To meet the definition of an exempt venture capital fund under Advisers Act Section 203(l), the fund must be a private fund that invests primarily in “qualifying investments,” generally private operating companies. A venture capital fund may invest in a “basket” of non-qualifying investments of up to 20% of its committed capital and may hold certain short-term investments. Further, a venture capital fund as defined under the new rules represents itself as pursuing a venture capital strategy, does not offer redemption rights to its investors, and is not leveraged except for a minimal amount on a short-term basis. To qualify for the foreign private adviser exemption, the adviser must (1) have no place of business in the United States and (2) have less than $25 million in assets under management from fewer than fifteen U.S. clients and private fund investors.
CHANGES TO INFORMATION REQUIRED BY FORM ADV
To increase the ability of the SEC to oversee investment advisers, a number of modifications have been made to Form ADV. These changes will require additional information from advisers in several areas of their operations.
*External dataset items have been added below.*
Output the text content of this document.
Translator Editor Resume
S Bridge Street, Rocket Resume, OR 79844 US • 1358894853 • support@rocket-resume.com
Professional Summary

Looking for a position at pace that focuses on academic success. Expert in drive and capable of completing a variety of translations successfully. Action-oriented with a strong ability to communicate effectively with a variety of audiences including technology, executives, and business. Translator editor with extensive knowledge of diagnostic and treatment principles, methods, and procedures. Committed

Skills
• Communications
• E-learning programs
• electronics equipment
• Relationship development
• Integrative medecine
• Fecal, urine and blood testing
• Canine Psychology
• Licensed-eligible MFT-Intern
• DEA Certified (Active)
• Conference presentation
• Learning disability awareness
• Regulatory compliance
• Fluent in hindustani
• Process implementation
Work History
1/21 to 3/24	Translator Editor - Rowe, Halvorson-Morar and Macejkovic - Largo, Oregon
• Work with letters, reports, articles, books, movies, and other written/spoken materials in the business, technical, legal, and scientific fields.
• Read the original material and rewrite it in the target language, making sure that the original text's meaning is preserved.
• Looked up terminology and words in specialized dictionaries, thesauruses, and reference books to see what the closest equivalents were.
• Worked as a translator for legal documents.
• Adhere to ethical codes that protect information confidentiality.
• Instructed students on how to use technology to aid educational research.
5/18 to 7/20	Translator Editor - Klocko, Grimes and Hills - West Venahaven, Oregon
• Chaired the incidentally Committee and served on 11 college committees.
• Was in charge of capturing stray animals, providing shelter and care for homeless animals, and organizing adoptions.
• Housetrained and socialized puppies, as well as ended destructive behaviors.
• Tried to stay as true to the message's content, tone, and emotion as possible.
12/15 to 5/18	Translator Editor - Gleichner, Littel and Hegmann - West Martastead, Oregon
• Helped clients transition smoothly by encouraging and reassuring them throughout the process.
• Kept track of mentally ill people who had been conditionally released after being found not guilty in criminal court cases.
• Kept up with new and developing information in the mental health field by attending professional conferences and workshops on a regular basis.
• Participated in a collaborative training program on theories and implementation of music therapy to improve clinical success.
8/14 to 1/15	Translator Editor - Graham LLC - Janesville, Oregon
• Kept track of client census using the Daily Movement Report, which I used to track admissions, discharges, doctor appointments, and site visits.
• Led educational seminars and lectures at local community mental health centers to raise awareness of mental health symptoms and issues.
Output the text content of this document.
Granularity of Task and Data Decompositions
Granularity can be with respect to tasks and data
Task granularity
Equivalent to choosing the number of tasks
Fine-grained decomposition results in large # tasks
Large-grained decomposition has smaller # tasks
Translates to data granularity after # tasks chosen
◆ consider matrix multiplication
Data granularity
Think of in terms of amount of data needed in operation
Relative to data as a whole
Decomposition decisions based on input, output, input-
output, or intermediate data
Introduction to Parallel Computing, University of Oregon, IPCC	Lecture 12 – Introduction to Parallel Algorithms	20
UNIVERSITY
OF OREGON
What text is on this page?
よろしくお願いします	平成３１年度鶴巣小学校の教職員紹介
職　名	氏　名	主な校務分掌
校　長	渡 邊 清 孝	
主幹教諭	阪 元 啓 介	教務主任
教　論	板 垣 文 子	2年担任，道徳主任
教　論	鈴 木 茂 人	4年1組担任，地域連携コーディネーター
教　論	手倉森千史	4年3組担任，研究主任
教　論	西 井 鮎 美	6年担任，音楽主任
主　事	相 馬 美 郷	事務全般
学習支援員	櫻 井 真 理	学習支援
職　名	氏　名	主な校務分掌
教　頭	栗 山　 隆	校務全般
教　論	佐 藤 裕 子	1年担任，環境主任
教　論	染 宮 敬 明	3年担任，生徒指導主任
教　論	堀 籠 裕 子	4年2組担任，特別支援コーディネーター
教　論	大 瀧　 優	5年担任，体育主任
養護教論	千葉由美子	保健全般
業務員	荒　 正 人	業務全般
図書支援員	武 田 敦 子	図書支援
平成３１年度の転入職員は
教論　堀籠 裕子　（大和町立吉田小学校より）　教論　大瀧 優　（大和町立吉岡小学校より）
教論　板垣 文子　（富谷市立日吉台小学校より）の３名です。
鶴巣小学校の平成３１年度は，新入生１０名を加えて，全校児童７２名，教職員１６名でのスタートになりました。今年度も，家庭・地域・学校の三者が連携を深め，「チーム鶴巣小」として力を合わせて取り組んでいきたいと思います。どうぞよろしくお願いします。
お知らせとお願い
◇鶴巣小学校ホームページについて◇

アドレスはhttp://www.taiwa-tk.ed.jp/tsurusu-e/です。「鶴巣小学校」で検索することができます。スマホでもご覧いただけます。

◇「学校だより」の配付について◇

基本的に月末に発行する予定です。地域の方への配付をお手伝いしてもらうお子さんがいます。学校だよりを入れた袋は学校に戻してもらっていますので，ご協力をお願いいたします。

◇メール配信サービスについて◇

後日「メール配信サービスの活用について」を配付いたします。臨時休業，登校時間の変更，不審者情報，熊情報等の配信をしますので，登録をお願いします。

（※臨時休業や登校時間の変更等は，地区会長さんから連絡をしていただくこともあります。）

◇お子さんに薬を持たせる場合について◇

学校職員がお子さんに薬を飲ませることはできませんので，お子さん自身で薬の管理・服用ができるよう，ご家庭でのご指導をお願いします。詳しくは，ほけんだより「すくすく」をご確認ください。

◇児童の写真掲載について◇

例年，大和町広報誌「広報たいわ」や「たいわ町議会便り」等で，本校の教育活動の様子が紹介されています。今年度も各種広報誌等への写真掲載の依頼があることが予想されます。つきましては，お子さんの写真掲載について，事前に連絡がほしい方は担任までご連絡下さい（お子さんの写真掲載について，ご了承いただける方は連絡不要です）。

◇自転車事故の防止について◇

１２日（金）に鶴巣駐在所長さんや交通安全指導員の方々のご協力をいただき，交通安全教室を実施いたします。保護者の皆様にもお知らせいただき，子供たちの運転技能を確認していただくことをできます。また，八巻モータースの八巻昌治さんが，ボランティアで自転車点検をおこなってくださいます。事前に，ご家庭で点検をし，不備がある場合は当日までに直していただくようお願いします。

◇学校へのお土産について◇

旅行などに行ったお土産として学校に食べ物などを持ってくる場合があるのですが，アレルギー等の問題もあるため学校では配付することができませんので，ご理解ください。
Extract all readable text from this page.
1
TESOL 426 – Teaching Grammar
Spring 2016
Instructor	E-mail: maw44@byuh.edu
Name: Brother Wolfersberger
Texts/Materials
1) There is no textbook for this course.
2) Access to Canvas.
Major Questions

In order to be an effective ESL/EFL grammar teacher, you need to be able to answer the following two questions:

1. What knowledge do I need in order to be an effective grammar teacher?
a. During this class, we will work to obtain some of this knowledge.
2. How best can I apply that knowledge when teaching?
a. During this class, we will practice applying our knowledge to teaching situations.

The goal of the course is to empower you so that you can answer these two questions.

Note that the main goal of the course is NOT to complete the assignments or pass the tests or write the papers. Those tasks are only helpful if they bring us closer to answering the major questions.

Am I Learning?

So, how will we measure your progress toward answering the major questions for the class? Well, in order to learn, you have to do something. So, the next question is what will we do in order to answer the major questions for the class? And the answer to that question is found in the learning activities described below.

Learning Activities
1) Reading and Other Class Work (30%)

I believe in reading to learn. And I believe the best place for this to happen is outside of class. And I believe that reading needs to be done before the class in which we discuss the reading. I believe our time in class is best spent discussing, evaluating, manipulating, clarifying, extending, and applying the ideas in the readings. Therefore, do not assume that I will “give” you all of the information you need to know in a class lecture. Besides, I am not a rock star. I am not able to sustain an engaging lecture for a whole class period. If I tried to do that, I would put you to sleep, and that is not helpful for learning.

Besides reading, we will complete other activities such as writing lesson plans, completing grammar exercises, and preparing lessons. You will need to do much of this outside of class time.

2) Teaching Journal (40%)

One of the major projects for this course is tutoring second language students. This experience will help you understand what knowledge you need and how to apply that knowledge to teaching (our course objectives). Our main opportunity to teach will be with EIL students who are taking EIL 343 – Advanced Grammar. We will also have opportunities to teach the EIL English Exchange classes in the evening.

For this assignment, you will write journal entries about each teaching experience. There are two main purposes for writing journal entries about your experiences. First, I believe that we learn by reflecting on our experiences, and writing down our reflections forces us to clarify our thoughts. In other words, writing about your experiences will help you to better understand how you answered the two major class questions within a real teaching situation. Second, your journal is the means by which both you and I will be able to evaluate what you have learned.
First, the data advisers provide about their advisory business has been expanded to include information regarding the number of employees registered as investment adviser representatives or licensed insurance agents, the number and types of clients the adviser services, and the types of advisory services that it provides.
Second, advisers must provide additional information about the private funds they advise, including basic information regarding the size and organizational, operational, and investment characteristics of each fund, the name of the fund and the state in which it is organized, whether it is part of a master-feeder arrangement, the type of investment strategy employed by the fund, whether it invests in securities of registered investment companies, and the gross value of the fund. Additionally, Part B of Section 7.B.(1) now requires advisers to identify and report the location of five different types of “gatekeeper” service providers: auditors, prime brokers, custodians, administrators and marketers. The adviser must also divulge any familial relation to any gatekeeper and provide information regarding the nature of the services provided.
Finally, the SEC now requires additional disclosure of information about advisers’ nonadvisory activities and their financial industry affiliations. This information includes reporting whether the adviser or a related person is a trust company, registered municipal adviser, registered security-based swap dealer, major security-based swap participant, accountant, lawyer, or sponsor, general partner or managing member of a pooled investment vehicle.
The SEC has also adopted amendments to Advisers Act Rule 206(4)-5, the “pay to play” rule, which prohibits an adviser from providing advisory services to government clients within two years of contribution to certain elected officials or candidates. These amendments will apply to exempt reporting advisers as well as foreign private advisers, and are intended to prevent narrowing of the application of the rule resulting from the repeal of the Adviser Act Section 203(b)(3) private adviser exemption.